Python and a "time value of money" problem.
- by jamieb
(I asked this question earlier today, but I did a poor job of explaining myself. Let me try again)
I have a client who is an industrial maintenance company. They sell service agreements that are prepaid 20 hour blocks of a technician's time. Some of their larger customers might burn through that agreement in two weeks while customers with fewer problems might go eight months on that same contract. I would like to use Python to help model projected sales revenue and determine how many billable hours per month that they'll be on the hook for.

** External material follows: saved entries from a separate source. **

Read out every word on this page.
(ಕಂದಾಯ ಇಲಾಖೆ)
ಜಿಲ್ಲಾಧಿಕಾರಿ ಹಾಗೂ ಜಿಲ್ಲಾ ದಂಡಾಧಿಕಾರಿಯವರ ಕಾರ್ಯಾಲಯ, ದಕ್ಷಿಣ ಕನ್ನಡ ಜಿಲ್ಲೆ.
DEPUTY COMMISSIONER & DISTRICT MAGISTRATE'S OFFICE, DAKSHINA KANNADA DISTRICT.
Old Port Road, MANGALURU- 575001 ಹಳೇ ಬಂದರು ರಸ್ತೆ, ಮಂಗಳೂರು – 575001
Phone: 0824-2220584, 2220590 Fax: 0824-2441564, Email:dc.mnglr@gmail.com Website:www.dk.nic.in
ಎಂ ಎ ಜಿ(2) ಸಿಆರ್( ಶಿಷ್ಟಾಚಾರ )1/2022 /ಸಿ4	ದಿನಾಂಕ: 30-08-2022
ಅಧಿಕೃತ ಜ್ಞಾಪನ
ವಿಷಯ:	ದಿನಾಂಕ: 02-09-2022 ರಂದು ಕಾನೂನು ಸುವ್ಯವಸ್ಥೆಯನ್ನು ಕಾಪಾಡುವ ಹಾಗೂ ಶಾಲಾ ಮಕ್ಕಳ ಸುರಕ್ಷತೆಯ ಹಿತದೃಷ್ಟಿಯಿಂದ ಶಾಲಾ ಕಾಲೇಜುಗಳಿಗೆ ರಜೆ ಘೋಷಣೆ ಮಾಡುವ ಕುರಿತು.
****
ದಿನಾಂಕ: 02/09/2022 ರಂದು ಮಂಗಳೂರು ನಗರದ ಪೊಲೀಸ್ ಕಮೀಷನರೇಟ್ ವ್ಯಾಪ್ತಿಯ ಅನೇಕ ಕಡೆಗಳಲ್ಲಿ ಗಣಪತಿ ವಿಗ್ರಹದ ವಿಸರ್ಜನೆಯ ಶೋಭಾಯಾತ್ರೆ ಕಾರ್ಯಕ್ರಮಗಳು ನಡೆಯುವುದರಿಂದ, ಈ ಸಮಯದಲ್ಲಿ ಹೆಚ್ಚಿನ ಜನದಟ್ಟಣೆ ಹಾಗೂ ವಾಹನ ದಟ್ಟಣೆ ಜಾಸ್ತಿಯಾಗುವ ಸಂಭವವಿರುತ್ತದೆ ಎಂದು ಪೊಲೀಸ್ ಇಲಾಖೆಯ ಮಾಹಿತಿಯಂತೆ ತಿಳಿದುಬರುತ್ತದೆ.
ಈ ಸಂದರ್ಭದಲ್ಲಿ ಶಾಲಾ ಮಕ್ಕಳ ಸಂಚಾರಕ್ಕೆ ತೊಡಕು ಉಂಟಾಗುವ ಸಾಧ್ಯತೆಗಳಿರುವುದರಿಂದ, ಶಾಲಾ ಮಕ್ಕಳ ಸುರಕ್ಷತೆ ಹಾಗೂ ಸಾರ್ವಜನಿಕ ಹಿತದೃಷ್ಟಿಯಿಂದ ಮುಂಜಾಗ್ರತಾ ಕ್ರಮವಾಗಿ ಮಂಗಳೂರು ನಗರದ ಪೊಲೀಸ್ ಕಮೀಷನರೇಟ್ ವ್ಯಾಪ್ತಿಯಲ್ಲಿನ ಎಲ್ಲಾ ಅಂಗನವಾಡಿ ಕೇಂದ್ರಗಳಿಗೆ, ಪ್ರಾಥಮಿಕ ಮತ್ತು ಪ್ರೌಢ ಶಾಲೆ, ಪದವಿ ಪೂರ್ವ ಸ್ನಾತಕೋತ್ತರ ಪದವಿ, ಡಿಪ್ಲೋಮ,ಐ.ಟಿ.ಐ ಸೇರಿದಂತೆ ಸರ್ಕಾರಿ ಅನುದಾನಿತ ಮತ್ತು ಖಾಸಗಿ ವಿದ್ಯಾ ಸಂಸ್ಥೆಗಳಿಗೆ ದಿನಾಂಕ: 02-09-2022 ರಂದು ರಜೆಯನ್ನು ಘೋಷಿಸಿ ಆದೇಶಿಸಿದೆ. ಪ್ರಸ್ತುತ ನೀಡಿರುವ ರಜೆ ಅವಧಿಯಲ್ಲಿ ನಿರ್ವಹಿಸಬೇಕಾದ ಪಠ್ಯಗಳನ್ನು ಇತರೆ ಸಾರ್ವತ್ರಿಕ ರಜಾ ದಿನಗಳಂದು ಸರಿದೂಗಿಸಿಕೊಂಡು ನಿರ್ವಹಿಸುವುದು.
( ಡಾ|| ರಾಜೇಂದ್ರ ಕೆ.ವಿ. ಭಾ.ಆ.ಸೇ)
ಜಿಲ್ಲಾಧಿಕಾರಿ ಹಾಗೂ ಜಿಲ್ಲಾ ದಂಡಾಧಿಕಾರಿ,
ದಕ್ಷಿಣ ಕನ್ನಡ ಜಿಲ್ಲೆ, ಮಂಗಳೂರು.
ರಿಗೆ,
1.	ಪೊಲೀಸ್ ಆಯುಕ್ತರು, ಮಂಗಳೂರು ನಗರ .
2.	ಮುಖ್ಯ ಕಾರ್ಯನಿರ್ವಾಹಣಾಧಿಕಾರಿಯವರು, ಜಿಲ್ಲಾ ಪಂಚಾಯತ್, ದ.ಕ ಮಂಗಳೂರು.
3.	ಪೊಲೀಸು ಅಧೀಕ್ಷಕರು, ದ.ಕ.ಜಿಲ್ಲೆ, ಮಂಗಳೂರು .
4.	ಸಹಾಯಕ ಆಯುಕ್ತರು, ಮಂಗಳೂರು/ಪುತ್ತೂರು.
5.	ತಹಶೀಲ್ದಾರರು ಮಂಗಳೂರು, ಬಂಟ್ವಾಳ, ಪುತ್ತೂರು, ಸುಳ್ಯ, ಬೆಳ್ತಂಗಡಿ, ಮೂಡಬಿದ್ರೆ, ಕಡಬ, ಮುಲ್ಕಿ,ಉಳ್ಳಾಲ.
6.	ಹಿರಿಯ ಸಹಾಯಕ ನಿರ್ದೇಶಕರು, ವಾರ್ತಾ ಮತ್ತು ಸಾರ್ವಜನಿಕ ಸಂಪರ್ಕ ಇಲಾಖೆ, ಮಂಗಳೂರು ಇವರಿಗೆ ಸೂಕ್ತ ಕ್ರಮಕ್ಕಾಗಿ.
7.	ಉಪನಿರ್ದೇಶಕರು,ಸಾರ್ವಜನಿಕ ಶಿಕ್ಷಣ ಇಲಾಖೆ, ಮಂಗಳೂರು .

If each customer only ever bought a single service contract (never renewed) it would be easy to figure sales as monthly_revenue = contract_value * qty_contracts_sold. Billable hours would also be easy: billable_hrs = hrs_per_contract * qty_contracts_sold. However, how do I account for renewals? Assuming that 90% (or some other arbitrary amount) of customers renew, then their monthly revenue ought to grow geometrically. Another important variable is how long the average customer burns through a contract. How do I determine what the revenue and billable hours will be 3, 6, or 12 months from now, based on various renewal and burn rates?
I assume that I'd use some type of recursive function but math was never one of my strong points. Any suggestions please?
Edit: I'm thinking that the best way to approach this is to think of it as a "time value of money" problem. I've retitled the question as such. The problem is probably a lot more common if you think of "monthly sales" as something similar to annuity payments.